Member of the Minnesota Senate from the 11th district
- In office January 3, 1967 – January 1, 1973

Personal details
- Born: Fred Kelton Gage Jr. June 20, 1925 Minneapolis, Minnesota, U.S.
- Died: October 5, 2017 (aged 92) Mankato, Minnesota, U.S.
- Party: Republican
- Parent: Fred Kelton Gage (father);
- Alma mater: University of Minnesota Law School
- Profession: Politician, lawyer

Military service
- Allegiance: United States
- Branch/service: United States Navy
- Years of service: 1943–1946
- Battles/wars: World War II

= Kelly Gage =

American lawyer and politician (1925–2017)
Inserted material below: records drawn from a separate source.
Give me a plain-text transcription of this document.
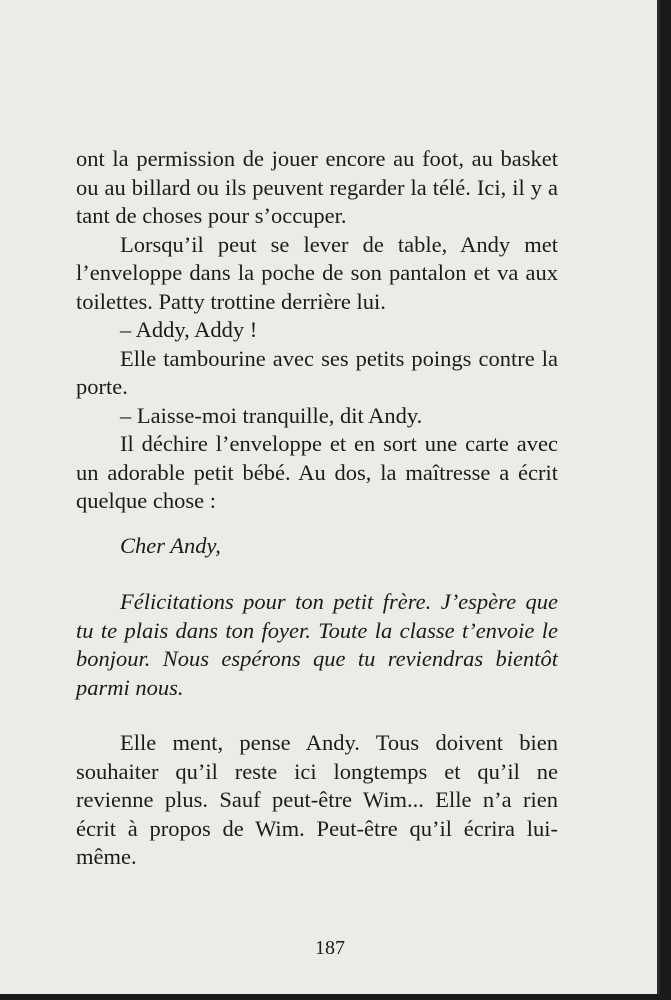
ont la permission de jouer encore au foot, au basket ou au billard ou ils peuvent regarder la télé. Ici, il y a tant de choses pour s’occuper.

Lorsqu’il peut se lever de table, Andy met l’enveloppe dans la poche de son pantalon et va aux toilettes. Patty trottine derrière lui.

– Addy, Addy !

Elle tambourine avec ses petits poings contre la porte.

– Laisse-moi tranquille, dit Andy.

Il déchire l’enveloppe et en sort une carte avec un adorable petit bébé. Au dos, la maîtresse a écrit quelque chose :

Cher Andy,

Félicitations pour ton petit frère. J’espère que tu te plais dans ton foyer. Toute la classe t’envoie le bonjour. Nous espérons que tu reviendras bientôt parmi nous.

Elle ment, pense Andy. Tous doivent bien souhaiter qu’il reste ici longtemps et qu’il ne revienne plus. Sauf peut-être Wim... Elle n’a rien écrit à propos de Wim. Peut-être qu’il écrira lui-même.

187
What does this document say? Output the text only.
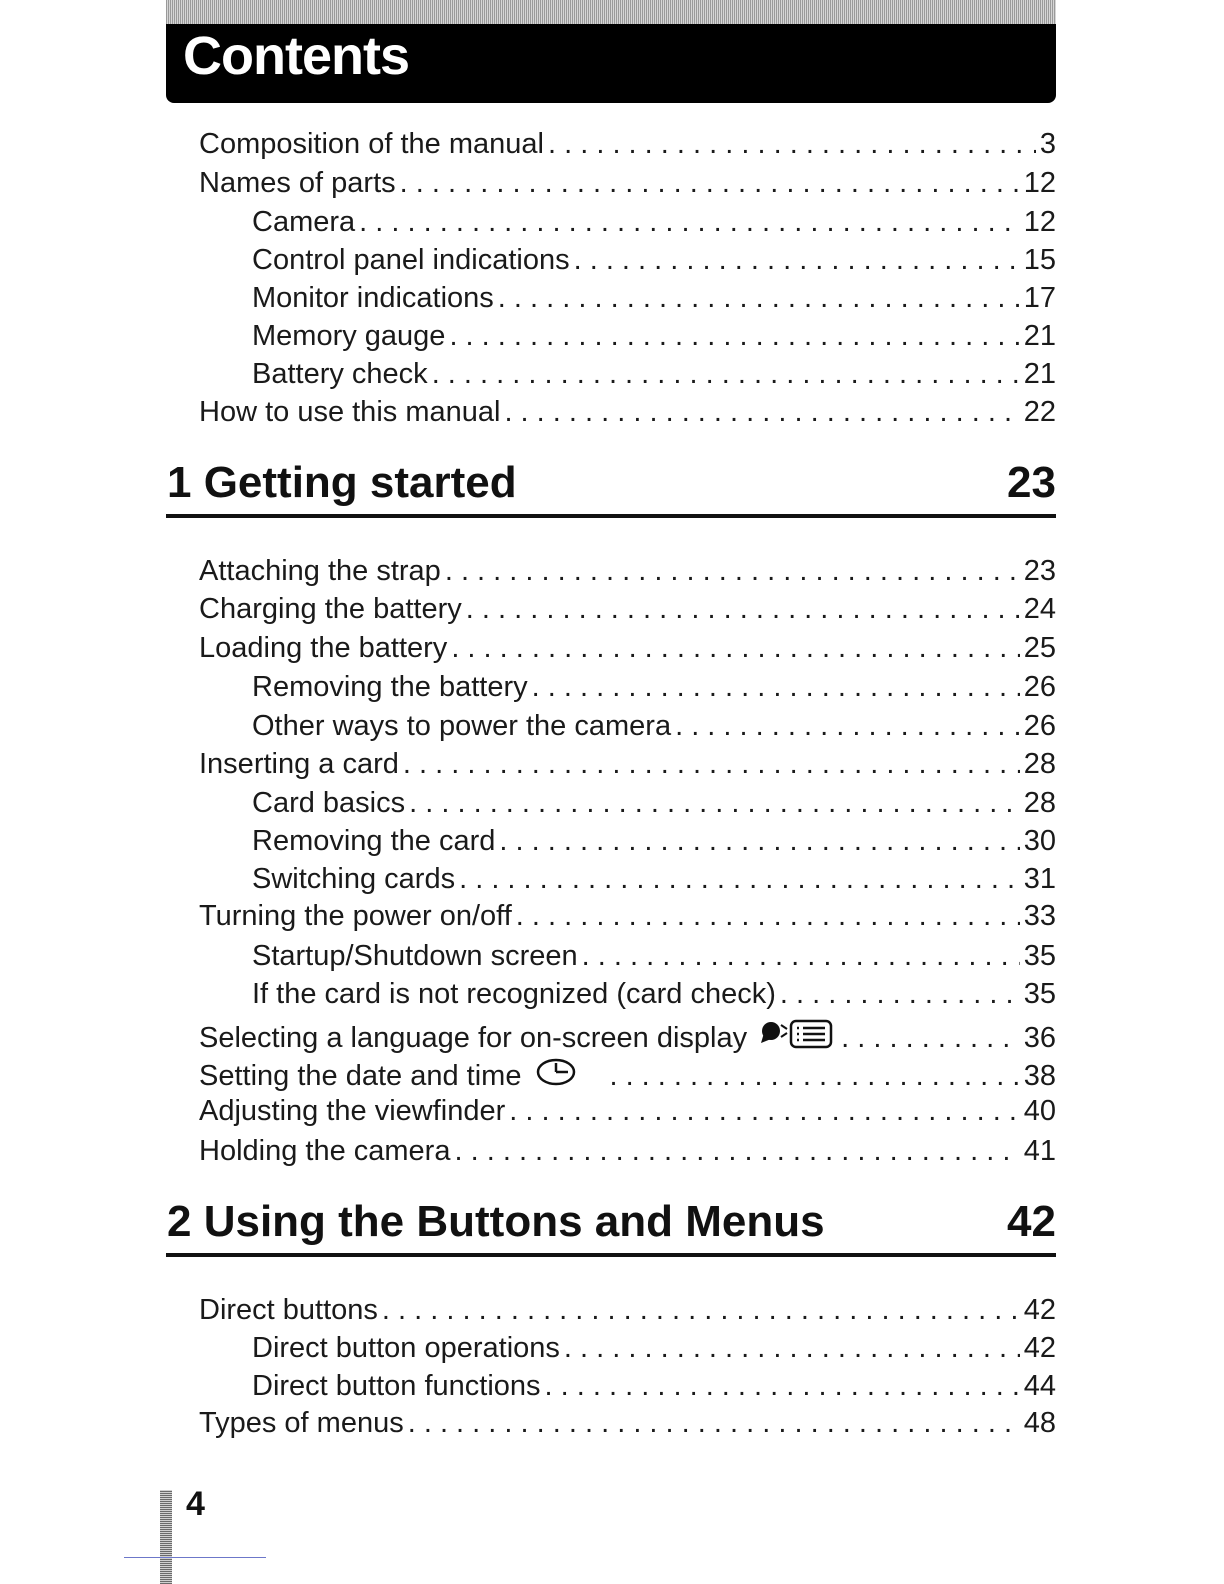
Contents
Composition of the manual . . .	3
Names of parts . . .	12
Camera . . .	12
Control panel indications . . .	15
Monitor indications . . .	17
Memory gauge . . .	21
Battery check . . .	21
How to use this manual . . .	22
1 Getting started	23
Attaching the strap . . .	23
Charging the battery . . .	24
Loading the battery . . .	25
Removing the battery . . .	26
Other ways to power the camera . . .	26
Inserting a card . . .	28
Card basics . . .	28
Removing the card . . .	30
Switching cards . . .	31
Turning the power on/off . . .	33
Startup/Shutdown screen . . .	35
If the card is not recognized (card check) . . .	35
Selecting a language for on-screen display . . .	36
Setting the date and time . . .	38
Adjusting the viewfinder . . .	40
Holding the camera . . .	41
2 Using the Buttons and Menus	42
Direct buttons . . .	42
Direct button operations . . .	42
Direct button functions . . .	44
Types of menus . . .	48
4
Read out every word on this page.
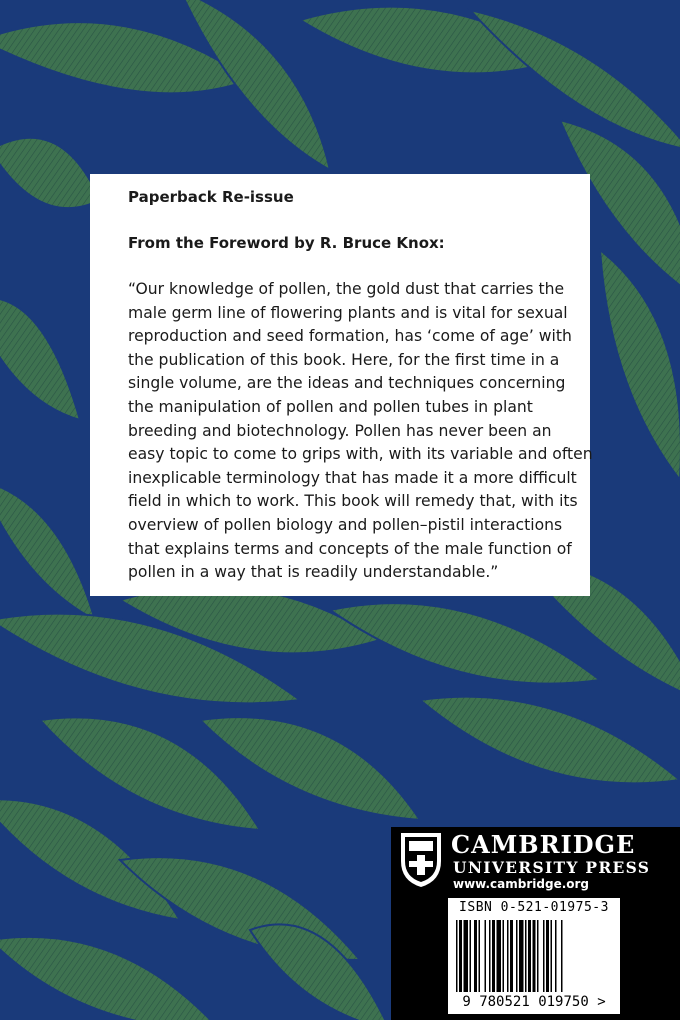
Paperback Re-issue
From the Foreword by R. Bruce Knox:
“Our knowledge of pollen, the gold dust that carries the
male germ line of flowering plants and is vital for sexual
reproduction and seed formation, has ‘come of age’ with
the publication of this book. Here, for the first time in a
single volume, are the ideas and techniques concerning
the manipulation of pollen and pollen tubes in plant
breeding and biotechnology. Pollen has never been an
easy topic to come to grips with, with its variable and often
inexplicable terminology that has made it a more difficult
field in which to work. This book will remedy that, with its
overview of pollen biology and pollen–pistil interactions
that explains terms and concepts of the male function of
pollen in a way that is readily understandable.”
CAMBRIDGE
UNIVERSITY PRESS
www.cambridge.org
ISBN 0-521-01975-3
9 780521 019750 >
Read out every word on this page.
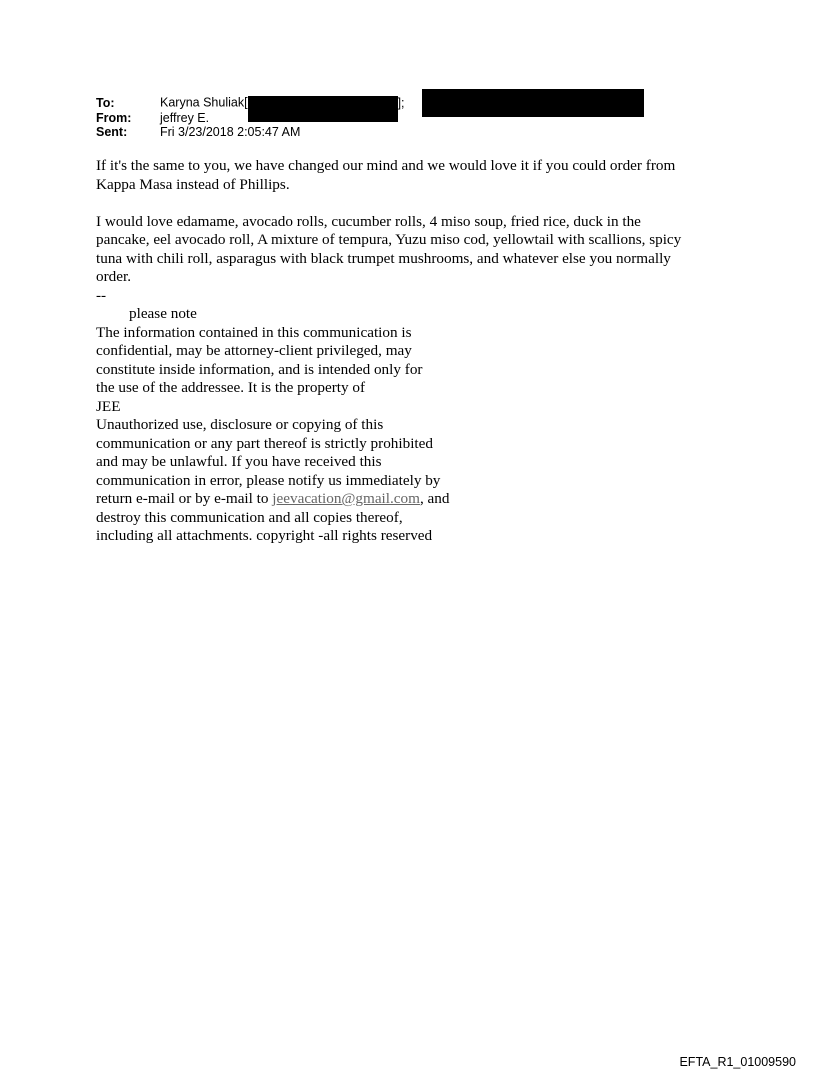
To:	Karyna Shuliak[	];
From:	jeffrey E.
Sent:	Fri 3/23/2018 2:05:47 AM
If it's the same to you, we have changed our mind and we would love it if you could order from
Kappa Masa instead of Phillips.
I would love edamame, avocado rolls, cucumber rolls, 4 miso soup, fried rice, duck in the
pancake, eel avocado roll, A mixture of tempura, Yuzu miso cod, yellowtail with scallions, spicy
tuna with chili roll, asparagus with black trumpet mushrooms, and whatever else you normally
order.
--
please note
The information contained in this communication is
confidential, may be attorney-client privileged, may
constitute inside information, and is intended only for
the use of the addressee. It is the property of
JEE
Unauthorized use, disclosure or copying of this
communication or any part thereof is strictly prohibited
and may be unlawful. If you have received this
communication in error, please notify us immediately by
return e-mail or by e-mail to jeevacation@gmail.com, and
destroy this communication and all copies thereof,
including all attachments. copyright -all rights reserved
EFTA_R1_01009590
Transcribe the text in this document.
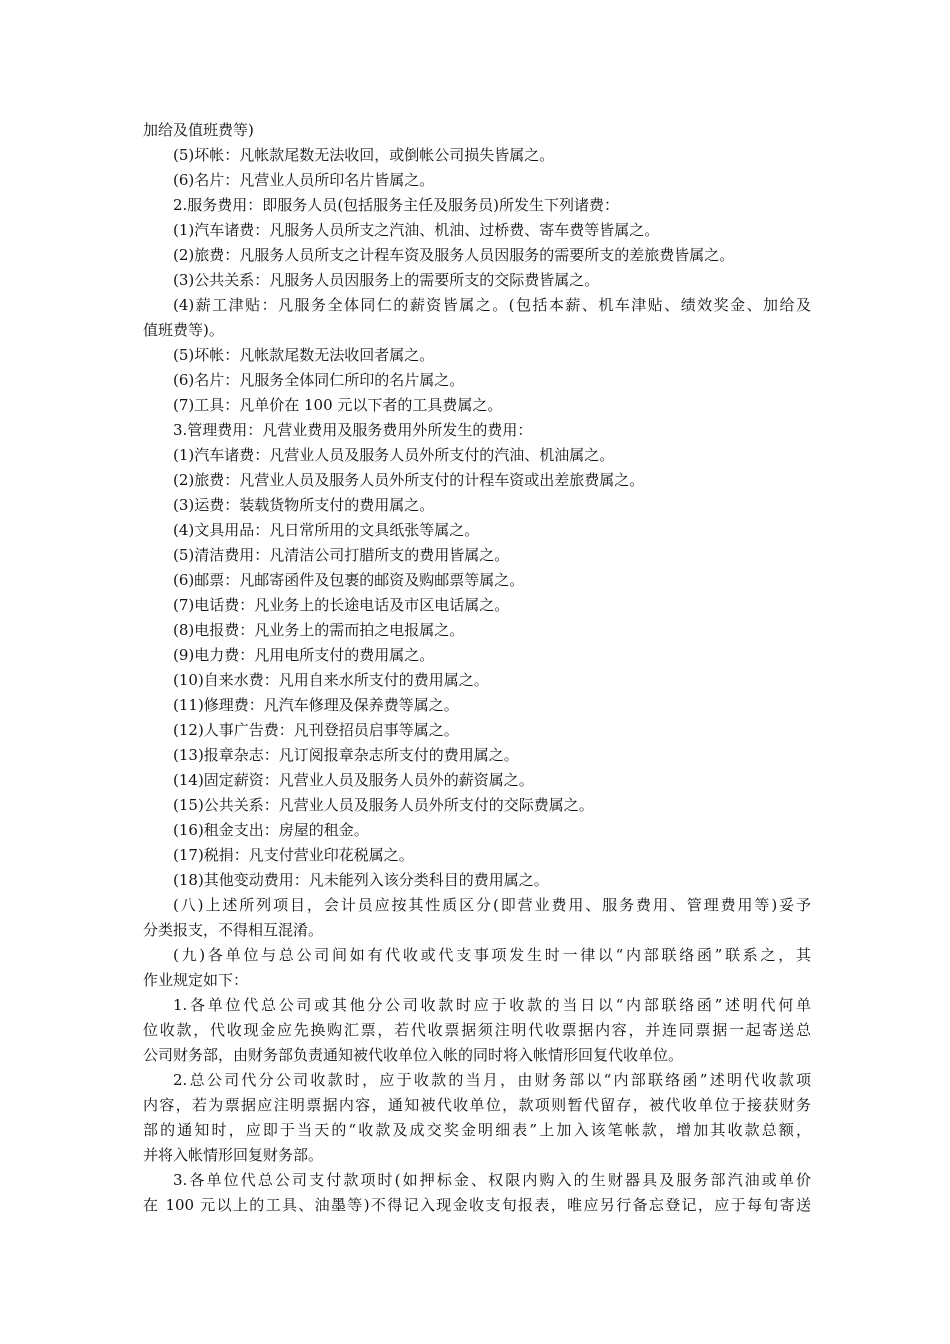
加给及值班费等)
(5)坏帐：凡帐款尾数无法收回，或倒帐公司损失皆属之。
(6)名片：凡营业人员所印名片皆属之。
2.服务费用：即服务人员(包括服务主任及服务员)所发生下列诸费：
(1)汽车诸费：凡服务人员所支之汽油、机油、过桥费、寄车费等皆属之。
(2)旅费：凡服务人员所支之计程车资及服务人员因服务的需要所支的差旅费皆属之。
(3)公共关系：凡服务人员因服务上的需要所支的交际费皆属之。
(4)薪工津贴：凡服务全体同仁的薪资皆属之。(包括本薪、机车津贴、绩效奖金、加给及
值班费等)。
(5)坏帐：凡帐款尾数无法收回者属之。
(6)名片：凡服务全体同仁所印的名片属之。
(7)工具：凡单价在 100 元以下者的工具费属之。
3.管理费用：凡营业费用及服务费用外所发生的费用：
(1)汽车诸费：凡营业人员及服务人员外所支付的汽油、机油属之。
(2)旅费：凡营业人员及服务人员外所支付的计程车资或出差旅费属之。
(3)运费：装载货物所支付的费用属之。
(4)文具用品：凡日常所用的文具纸张等属之。
(5)清洁费用：凡清洁公司打腊所支的费用皆属之。
(6)邮票：凡邮寄函件及包裹的邮资及购邮票等属之。
(7)电话费：凡业务上的长途电话及市区电话属之。
(8)电报费：凡业务上的需而拍之电报属之。
(9)电力费：凡用电所支付的费用属之。
(10)自来水费：凡用自来水所支付的费用属之。
(11)修理费：凡汽车修理及保养费等属之。
(12)人事广告费：凡刊登招员启事等属之。
(13)报章杂志：凡订阅报章杂志所支付的费用属之。
(14)固定薪资：凡营业人员及服务人员外的薪资属之。
(15)公共关系：凡营业人员及服务人员外所支付的交际费属之。
(16)租金支出：房屋的租金。
(17)税捐：凡支付营业印花税属之。
(18)其他变动费用：凡未能列入该分类科目的费用属之。
(八)上述所列项目，会计员应按其性质区分(即营业费用、服务费用、管理费用等)妥予
分类报支，不得相互混淆。
(九)各单位与总公司间如有代收或代支事项发生时一律以“内部联络函”联系之，其
作业规定如下：
1.各单位代总公司或其他分公司收款时应于收款的当日以“内部联络函”述明代何单
位收款，代收现金应先换购汇票，若代收票据须注明代收票据内容，并连同票据一起寄送总
公司财务部，由财务部负责通知被代收单位入帐的同时将入帐情形回复代收单位。
2.总公司代分公司收款时，应于收款的当月，由财务部以“内部联络函”述明代收款项
内容，若为票据应注明票据内容，通知被代收单位，款项则暂代留存，被代收单位于接获财务
部的通知时，应即于当天的“收款及成交奖金明细表”上加入该笔帐款，增加其收款总额，
并将入帐情形回复财务部。
3.各单位代总公司支付款项时(如押标金、权限内购入的生财器具及服务部汽油或单价
在 100 元以上的工具、油墨等)不得记入现金收支旬报表，唯应另行备忘登记，应于每旬寄送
Fred Kelton Gage, Jr. (June 20, 1925 – October 5, 2017) was an American lawyer and politician.

== Biography ==
Kelly Gage was born in Minneapolis, Minnesota. He served in the United States Navy during World War II. Gage received his law degree from the University of Minnesota Law School in 1950. Gage practiced law in Mankato, Minnesota. Gage served on the Mankato School Board from 1957 to 1966. Gage also served on the Minnesota State College Board and the Metropolitan Sports Facilities Authority. He served in the Minnesota Senate from 1967 to 1972 as a Republican.

Gage died in Mankato in 2017. His father, Fred Kelton Gage, also served in the Minnesota Legislature.